Mr Nwanguma said participants at a recent town hall meeting organised by BBC Media Action listed the manners of police harassment to include intrusive bodily searches, unauthorised search of bags, laptops, wallets, and illegal arrests.

The Lagos State police spokesperson did not immediately respond to phone calls and text messages seeking his reaction to some of the allegations leveled against the police officers.

‘Oppressive police’

Yinka Badmus, a photojournalist who was arrested on December 31, last year, at his neighborhood in Shomolu because of his “hairstyle” spoke at the conference.

Mr Badmus recalled that he was eating at a place near his home when a plain-clothed police officer walked up to him and ordered him into a waiting police vehicle.

He said he was not told the crime he committed before he was detained.

Mr Badmus said after his arrest, other young men were also arrested along Gbagada but when they got to the station, the police granted some of them bail for as much as N60,000 to N70,000.

“Because I didn’t commit any crime, I didn’t call anyone to bail me,” he said.

“I was arraigned on January 5 and ended up in prison.

“It was when I was in the prison that I heard I was arrested because of my hairstyle.”

Stephen Oguntoyinbo, Mr Badmus’ colleague who has been following the case, said although his friend was released on the orders of the Inspector General of Police, the case had continually stalled in court.

“He got a scholarship in the US to study but he can’t join the class now because he needs to keep appearing before the court,” Mr Oguntoyinbo said.

Another victim of police harassment, Odera Okakpu, a producer and freelance journalist, also narrated her experience.

According to Ms Okakpu, she was arrested alongside her niece, beaten and called names by police officers who were not in uniform and looked unkempt, on December 23, 2018, in her area in Sangotedo at 11:30 p.m.

She said she went with her niece to charge their phones in their neighborhood and were waiting for a taxi to go home when an unmarked vehicle stopped before them.

“The men ordered us into their vehicle and my niece shouted ‘run.’ We thought they were kidnappers.
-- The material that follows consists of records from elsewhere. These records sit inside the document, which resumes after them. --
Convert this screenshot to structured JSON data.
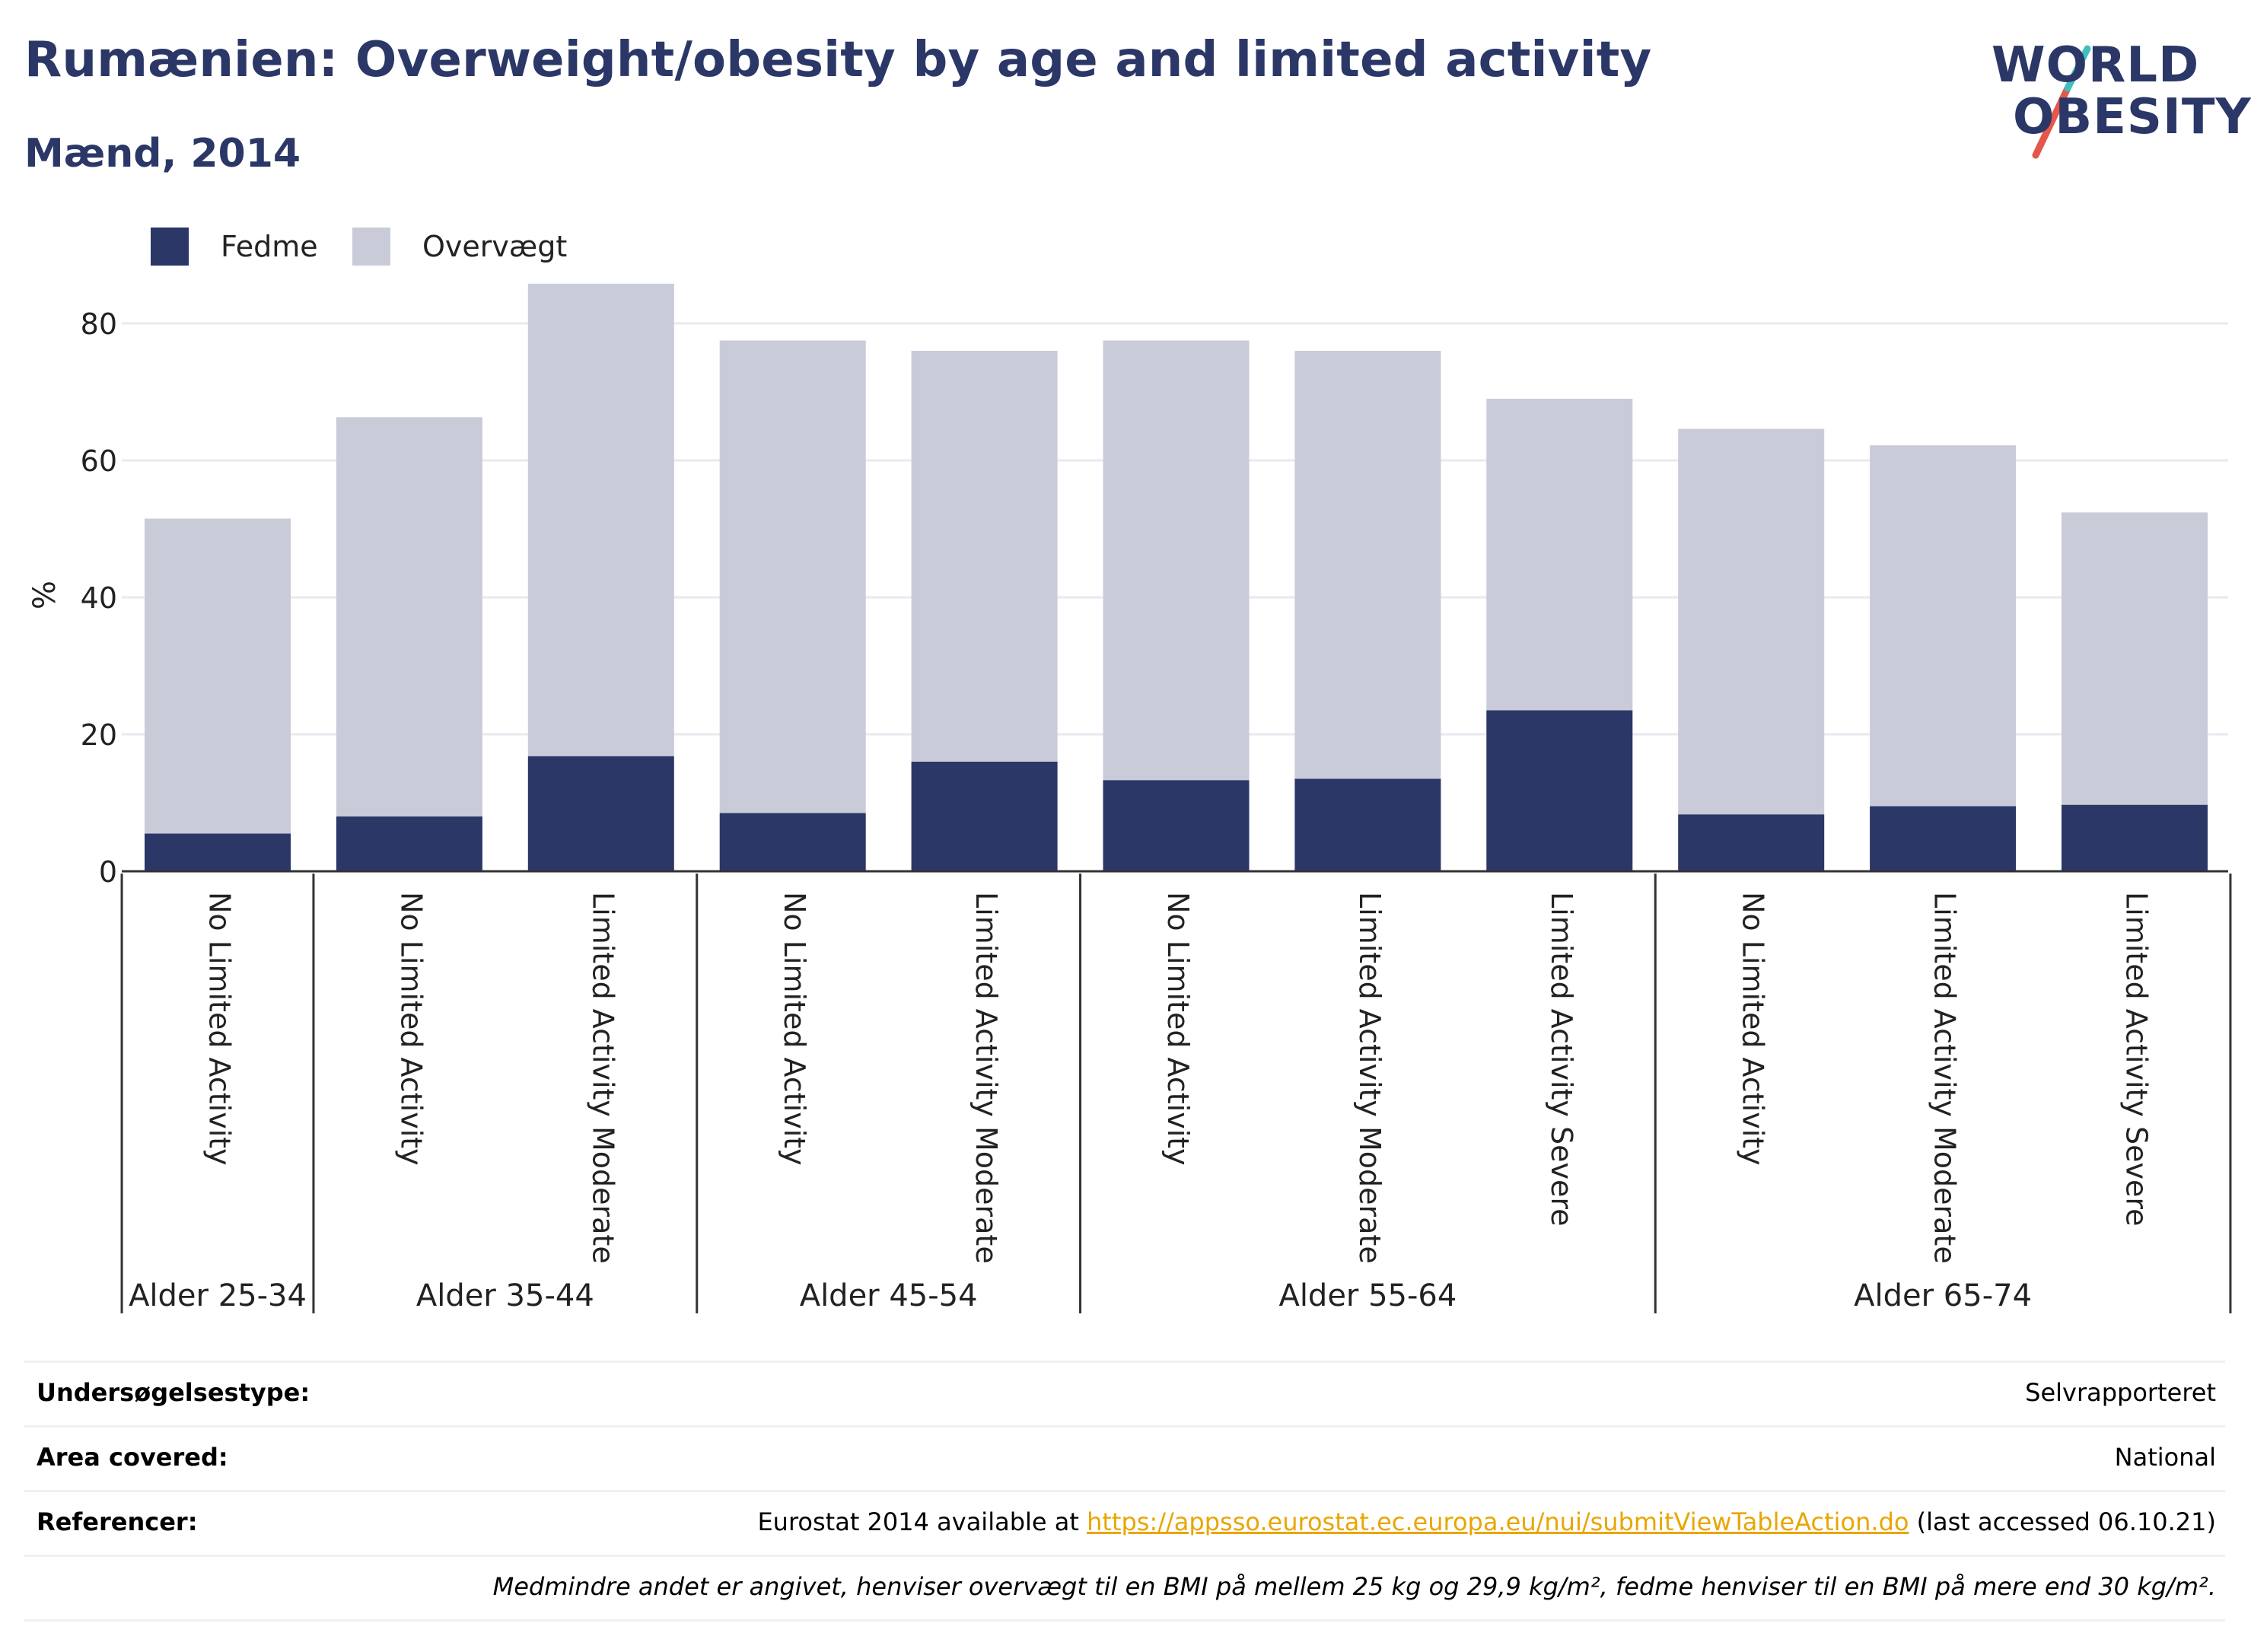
{
  "header": {
    "title": "Rumænien: Overweight/obesity by age and limited activity",
    "subtitle": "Mænd, 2014"
  },
  "logo": {
    "line1": "WORLD",
    "line2": "OBESITY"
  },
  "colors": {
    "obesity": "#2b3767",
    "overweight": "#c9ccd8",
    "accent_red": "#e4574a",
    "accent_teal": "#3fbfbf"
  },
  "chart_data": {
    "type": "bar",
    "stacked": true,
    "ylabel": "%",
    "ylim": [
      0,
      90
    ],
    "yticks": [
      0,
      20,
      40,
      60,
      80
    ],
    "grid": true,
    "legend_position": "top-left",
    "categories": [
      "No Limited Activity",
      "No Limited Activity",
      "Limited Activity Moderate",
      "No Limited Activity",
      "Limited Activity Moderate",
      "No Limited Activity",
      "Limited Activity Moderate",
      "Limited Activity Severe",
      "No Limited Activity",
      "Limited Activity Moderate",
      "Limited Activity Severe"
    ],
    "groups": [
      {
        "label": "Alder 25-34",
        "count": 1
      },
      {
        "label": "Alder 35-44",
        "count": 2
      },
      {
        "label": "Alder 45-54",
        "count": 2
      },
      {
        "label": "Alder 55-64",
        "count": 3
      },
      {
        "label": "Alder 65-74",
        "count": 3
      }
    ],
    "series": [
      {
        "name": "Fedme",
        "values": [
          5.5,
          8.0,
          16.8,
          8.5,
          16.0,
          13.3,
          13.5,
          23.5,
          8.3,
          9.5,
          9.7
        ]
      },
      {
        "name": "Overvægt",
        "values": [
          46.0,
          58.3,
          69.0,
          69.0,
          60.0,
          64.2,
          62.5,
          45.5,
          56.3,
          52.7,
          42.7
        ]
      }
    ]
  },
  "meta": {
    "survey_type_label": "Undersøgelsestype:",
    "survey_type_value": "Selvrapporteret",
    "area_label": "Area covered:",
    "area_value": "National",
    "refs_label": "Referencer:",
    "refs_prefix": "Eurostat 2014 available at ",
    "refs_link": "https://appsso.eurostat.ec.europa.eu/nui/submitViewTableAction.do",
    "refs_suffix": " (last accessed 06.10.21)",
    "note": "Medmindre andet er angivet, henviser overvægt til en BMI på mellem 25 kg og 29,9 kg/m², fedme henviser til en BMI på mere end 30 kg/m²."
  }
}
They looked so dirty. The men caught up with us and started slapping, beating us, saying; you no know we be police?” Ms Okakpu said.

After much arguments with the men, she said they were pushed into the vehicle and driven to a police station.

Ms Okakpu said the police officers kept calling them ‘prostitutes’ until they arrived at the police station and added that they were only released after the intervention of a police officer she met online.

The participants at the event decried the illegal arrests of several young persons across the state by the police anti-cultism unit under the pretext of going after cultists.

One of such arrests involved one Peter Onyegbule who was detained for non-payment of electricity bills.

Although, he was beaten when in police custody, Mr Onyegbule was released after the intervention on NOPRIN.

NOPRIN urged the National Assembly to pass the pending Police Reform Bill in order to curb the excesses of the police.